Plastik refaktori umumnya mengandung lempung pengikat yang tinggi sehingga dapat di bentuk dengan cara plastis. Bahan ini diproduksi siap pakai, dapat dipakai atau dibentuk dengan tangan tanpa air.

3.2.2 Ramming mixture

Produk ini diperdagangkan dalam bentuk gumpalan yang rapuh, agak basah atau kering dan dipadatkan dengan mesin vibrator. Terdapat ramming alumina tinggi dengan komposisi corunndum dan lempung plastis, kadang – kadang dicampur alumina phospat sebagai pengikat refaktori. Juga terdapat dalam campuran asam dengan kuarsa, refaktori basa berbasis magnesia dan chrom. Sebagai pengikat campuran ini maka ditambahkan waterglass, magnesium sulfat, sodium bichromat atau tar, khususnya untuk ramming mixture dolomit.

3.2.3 Gunning mixture

Gunning mixture terdiri atas butiran halus yang dalam pemakaiannya di semprotkan ke permukaan yang di inginkan dengan tekanan udara melalui hose. Pada ujung nozzle biasanya ditambahkan air atau cairan untuk pengikat. Dengan cara ini kehilangan bahan harusdiperhitungkan. Tungku baru biasanya dibiasanya dilapisi dengan gunning mixture, biasanya pipa boiler dilapisi dengan SiC dengan cara semprot.

3.2.4 Castable refaktori

Castable asalah agregat dengan penambahan binder hidrolik seperti semen portland atau semen alumina. Agregat ini dibuat jadi “ Castable” dengan menambahkan kemudian dituang. Bahan akan disetting pada suhu kamar. Komposisi yang sering dipakai adalah alumina tinggi, mulilite dan fireclay. Senyawa basa atau asam dengan sodium silikat atau magnesium sulfat dapat juga dibuat castable dengan menambahkan air.

 

3.3 Refaktori Mortar

Refaktori mortar termasuk Unformed refaktori, namun diberi klasifikasi lain karena umumnya refaktori mortar dipakai terutama untuk menyambung “shape refaktori” dan bukan dipakai untuk membuat suatu bentuk tertentu.

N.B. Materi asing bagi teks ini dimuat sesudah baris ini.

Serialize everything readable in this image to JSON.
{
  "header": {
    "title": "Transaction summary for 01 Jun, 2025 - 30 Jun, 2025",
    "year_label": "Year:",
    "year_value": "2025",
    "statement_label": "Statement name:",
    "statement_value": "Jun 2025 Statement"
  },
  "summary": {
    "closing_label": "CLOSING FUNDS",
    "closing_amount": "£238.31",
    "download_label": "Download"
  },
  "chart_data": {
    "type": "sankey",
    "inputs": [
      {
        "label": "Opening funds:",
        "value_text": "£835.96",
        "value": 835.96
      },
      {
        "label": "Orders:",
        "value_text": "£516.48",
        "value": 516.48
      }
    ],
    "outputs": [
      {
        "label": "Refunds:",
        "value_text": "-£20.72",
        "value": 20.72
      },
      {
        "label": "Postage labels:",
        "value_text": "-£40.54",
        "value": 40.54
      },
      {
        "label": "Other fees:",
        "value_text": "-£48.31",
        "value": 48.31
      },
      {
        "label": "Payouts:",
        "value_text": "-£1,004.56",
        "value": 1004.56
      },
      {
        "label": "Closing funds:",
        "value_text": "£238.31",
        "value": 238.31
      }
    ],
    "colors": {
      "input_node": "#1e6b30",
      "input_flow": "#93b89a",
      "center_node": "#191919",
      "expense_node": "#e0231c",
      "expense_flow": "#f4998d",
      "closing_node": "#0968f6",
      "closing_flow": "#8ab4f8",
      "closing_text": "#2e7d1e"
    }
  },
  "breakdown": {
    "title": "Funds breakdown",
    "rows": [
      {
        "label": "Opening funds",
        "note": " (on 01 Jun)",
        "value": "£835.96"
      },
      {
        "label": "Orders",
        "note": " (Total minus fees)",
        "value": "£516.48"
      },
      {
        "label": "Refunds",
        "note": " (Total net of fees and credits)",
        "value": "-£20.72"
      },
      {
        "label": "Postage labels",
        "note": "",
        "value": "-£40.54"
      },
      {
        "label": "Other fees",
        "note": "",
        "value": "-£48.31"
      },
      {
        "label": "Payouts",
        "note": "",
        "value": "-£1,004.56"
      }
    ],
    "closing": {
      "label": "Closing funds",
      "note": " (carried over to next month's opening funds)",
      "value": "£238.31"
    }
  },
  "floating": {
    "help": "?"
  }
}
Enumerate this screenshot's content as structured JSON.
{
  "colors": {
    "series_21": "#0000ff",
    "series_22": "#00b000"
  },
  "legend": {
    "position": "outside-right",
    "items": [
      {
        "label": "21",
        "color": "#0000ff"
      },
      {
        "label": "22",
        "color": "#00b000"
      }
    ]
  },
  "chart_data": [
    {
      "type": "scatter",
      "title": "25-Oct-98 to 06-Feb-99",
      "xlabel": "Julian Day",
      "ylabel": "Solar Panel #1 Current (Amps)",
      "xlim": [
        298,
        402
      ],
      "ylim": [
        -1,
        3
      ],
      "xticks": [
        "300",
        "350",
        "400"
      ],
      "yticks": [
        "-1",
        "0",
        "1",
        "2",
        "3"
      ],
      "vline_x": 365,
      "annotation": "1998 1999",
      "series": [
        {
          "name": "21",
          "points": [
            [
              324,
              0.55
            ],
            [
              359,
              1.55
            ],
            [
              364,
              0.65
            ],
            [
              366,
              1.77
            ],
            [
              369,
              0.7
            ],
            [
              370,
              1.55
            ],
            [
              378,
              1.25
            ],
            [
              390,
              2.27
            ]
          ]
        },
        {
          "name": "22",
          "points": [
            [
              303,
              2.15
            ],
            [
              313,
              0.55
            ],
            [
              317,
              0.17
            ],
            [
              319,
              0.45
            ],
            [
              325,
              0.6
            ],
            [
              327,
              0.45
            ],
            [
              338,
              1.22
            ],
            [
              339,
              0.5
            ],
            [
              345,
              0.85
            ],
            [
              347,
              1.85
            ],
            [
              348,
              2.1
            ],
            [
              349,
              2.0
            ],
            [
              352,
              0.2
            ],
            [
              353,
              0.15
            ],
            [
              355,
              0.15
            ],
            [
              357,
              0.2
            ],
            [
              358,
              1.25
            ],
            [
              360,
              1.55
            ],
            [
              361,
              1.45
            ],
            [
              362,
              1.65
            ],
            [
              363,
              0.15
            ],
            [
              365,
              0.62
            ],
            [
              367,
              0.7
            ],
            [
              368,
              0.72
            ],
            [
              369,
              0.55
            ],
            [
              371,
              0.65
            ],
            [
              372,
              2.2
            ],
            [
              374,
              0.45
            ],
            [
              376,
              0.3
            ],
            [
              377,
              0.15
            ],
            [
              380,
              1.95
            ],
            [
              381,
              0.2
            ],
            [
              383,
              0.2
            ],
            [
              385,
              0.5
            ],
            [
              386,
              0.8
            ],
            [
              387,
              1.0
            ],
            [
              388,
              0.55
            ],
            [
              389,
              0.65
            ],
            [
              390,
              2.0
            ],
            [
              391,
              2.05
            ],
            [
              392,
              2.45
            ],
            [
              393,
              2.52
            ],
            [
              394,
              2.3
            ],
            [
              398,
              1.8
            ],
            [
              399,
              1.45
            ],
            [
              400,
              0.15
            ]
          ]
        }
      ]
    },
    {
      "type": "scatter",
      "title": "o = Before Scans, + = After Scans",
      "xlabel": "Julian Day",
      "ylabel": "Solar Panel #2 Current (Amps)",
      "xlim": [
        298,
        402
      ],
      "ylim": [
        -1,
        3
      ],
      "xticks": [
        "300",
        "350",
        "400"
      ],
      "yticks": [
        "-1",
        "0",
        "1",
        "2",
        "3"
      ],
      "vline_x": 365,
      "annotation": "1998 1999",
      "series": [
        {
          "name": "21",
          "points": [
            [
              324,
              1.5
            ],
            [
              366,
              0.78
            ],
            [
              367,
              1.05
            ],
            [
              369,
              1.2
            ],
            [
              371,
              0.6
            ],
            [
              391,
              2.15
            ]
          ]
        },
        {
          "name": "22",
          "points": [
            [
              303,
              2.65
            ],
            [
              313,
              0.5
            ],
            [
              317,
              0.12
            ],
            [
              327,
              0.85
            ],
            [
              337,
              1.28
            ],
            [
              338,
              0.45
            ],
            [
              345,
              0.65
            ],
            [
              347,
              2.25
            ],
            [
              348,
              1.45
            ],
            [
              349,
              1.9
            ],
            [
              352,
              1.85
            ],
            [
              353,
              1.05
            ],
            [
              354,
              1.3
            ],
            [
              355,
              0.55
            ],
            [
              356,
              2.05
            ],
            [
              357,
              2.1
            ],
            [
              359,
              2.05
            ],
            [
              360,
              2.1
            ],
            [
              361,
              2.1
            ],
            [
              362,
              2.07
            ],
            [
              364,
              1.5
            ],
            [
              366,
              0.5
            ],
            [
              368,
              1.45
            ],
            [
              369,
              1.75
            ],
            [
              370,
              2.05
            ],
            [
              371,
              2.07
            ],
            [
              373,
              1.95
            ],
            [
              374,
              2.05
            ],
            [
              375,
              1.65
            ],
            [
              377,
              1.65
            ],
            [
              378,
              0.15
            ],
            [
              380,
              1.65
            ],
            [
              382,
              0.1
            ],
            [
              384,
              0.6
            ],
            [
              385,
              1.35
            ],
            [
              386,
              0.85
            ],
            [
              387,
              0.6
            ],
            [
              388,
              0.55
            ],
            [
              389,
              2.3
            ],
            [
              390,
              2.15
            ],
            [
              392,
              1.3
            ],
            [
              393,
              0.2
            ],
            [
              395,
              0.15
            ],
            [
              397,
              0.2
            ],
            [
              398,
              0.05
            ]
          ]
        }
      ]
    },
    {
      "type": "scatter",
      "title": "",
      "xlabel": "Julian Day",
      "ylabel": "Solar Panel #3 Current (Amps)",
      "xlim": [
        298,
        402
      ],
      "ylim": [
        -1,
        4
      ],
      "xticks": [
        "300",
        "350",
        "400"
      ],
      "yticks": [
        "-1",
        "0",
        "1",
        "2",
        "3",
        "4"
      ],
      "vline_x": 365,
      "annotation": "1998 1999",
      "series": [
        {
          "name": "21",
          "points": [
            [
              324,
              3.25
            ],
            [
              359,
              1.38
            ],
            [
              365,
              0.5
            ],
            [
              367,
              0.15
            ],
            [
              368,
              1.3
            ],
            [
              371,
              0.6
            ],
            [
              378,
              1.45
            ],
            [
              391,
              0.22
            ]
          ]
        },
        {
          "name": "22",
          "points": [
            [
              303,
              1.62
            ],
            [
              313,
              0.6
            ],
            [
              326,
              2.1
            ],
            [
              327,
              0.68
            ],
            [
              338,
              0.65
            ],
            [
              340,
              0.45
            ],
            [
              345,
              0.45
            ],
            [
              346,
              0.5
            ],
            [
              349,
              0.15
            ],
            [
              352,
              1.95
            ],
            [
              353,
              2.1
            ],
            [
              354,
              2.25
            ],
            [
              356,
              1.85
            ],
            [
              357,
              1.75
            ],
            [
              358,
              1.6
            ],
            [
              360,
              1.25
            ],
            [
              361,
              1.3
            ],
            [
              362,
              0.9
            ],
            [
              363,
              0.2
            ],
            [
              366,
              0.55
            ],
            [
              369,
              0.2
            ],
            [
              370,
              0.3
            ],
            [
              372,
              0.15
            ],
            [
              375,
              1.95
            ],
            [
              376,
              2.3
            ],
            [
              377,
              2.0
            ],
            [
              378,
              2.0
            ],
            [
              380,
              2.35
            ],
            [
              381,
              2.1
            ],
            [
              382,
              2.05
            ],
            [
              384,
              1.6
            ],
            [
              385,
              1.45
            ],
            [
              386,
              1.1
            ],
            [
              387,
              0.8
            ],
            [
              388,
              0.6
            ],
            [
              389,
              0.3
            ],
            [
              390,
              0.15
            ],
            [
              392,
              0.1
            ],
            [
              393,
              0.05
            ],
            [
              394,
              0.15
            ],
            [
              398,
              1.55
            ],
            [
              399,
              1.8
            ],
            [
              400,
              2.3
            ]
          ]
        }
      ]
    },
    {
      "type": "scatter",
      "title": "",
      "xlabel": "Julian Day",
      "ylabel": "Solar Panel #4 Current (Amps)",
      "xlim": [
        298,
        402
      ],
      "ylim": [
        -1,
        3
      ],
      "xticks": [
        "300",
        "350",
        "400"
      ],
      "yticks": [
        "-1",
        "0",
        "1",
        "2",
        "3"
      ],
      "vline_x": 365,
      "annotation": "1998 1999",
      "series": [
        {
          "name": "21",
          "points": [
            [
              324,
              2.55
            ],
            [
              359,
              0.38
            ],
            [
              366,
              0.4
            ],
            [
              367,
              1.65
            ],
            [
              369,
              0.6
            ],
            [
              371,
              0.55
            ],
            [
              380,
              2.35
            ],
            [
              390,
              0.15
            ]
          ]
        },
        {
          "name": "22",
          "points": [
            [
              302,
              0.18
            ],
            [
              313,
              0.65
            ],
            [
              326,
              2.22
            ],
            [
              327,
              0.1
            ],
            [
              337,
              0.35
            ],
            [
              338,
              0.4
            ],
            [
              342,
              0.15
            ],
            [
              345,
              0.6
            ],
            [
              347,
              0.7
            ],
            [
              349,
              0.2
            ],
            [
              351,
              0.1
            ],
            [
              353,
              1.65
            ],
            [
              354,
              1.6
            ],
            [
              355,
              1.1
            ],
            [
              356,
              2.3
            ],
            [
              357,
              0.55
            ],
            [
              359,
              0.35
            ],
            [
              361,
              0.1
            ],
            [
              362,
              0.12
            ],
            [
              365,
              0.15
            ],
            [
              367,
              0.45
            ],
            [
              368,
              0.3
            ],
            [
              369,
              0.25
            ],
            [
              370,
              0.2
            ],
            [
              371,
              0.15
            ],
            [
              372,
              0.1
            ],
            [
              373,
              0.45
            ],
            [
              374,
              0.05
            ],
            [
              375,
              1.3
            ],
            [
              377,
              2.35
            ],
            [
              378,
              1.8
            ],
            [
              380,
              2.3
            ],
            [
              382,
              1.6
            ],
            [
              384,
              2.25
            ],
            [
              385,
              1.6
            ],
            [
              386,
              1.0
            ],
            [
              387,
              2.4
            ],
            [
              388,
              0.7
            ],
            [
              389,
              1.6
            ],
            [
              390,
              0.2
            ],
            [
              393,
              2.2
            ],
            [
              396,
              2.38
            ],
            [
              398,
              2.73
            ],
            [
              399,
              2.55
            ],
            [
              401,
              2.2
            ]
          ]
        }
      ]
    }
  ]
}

Ada beberapa syarat untuk refaktori mortar antara lain:

  1. Bila dicampur air harus dapat membentuk konsistensi yang diperlukan, dapat mengisi spasi antar bata.
  2. Mempunyai refaktoriness dan refaktoriness under load yang memadai.
  3. Mortar harus “setting” dan menempel ke bata, dan mempunyaikuat mekanis tinggi setelah kering dan pada suhu tinggi.
  4. Thermal expansion, suisut kering dan susut bakar harus sama dengan bata yang disemen.
  5. Refaktori mortar dapat terdiri dari kalsium aluminat. “low cement”, Ultra-low cement, bahkan zero cement. Dalam hal ini pengikat yang dipakai adalah silika koloid, pospat kering, dan silika kering.

 

4. Pengertian Refaktori Berdasarkan Berat Jenis

Berdasarkan berat jenis refaktori dapat dibagi atas:

4.1 Refaktori berat (heavy weight refactory)

Disebut heavy weight bila bulk densitynya> 1,3 g/cm³. Umumnya dipakai untuk refaktori yanglangsung terkena panas/suhu tinggi.

4.2 Refaktori ringan ( light weight refactory )

Disebut light weight bila densitynya≤1,3 g/cm³. Bila refaktori digunakan pada suhu < 1000ºC maka refaktori tersebut refaktori isolasi. Dan bila digunakan pada suhu> 1000ºC, refaktori disebut light weight refactory.

 

5. Pengertian Refaktori Berdasarkan Cara Pembuatan

Berdasarkan cara pembuatan maka refaktori dibagi atas:

5.1 Burned refaktori

Termasuk kedalam burned refaktori adalah refaktori silika, fire clay, alumina tinggi dll.

5.2 Unburned refaktori

Termasuk kedalam unburned refaktori adalah refaktori magnesit dan refaktori karbon.

 

6. Fungsi Refaktori

Bahan refaktori memenuhi beberapa fungsi di seluruh cabang industri sebagai berikut:

  1. Mengisolasi ruangan reaksi panas dengan sekelilingnya untuk mencegah kehilangan panas seminimum mungkin.
  2. Menyimpan panas di regenerator untuk kemuadian dilepaskan
  3. Untuk transfer panas pada rekuperator.
  4. Memisahkan ruang api dengan ruang reaksi.
  5. Melindungi bagian lain yang lebih mahal seperti steel dll.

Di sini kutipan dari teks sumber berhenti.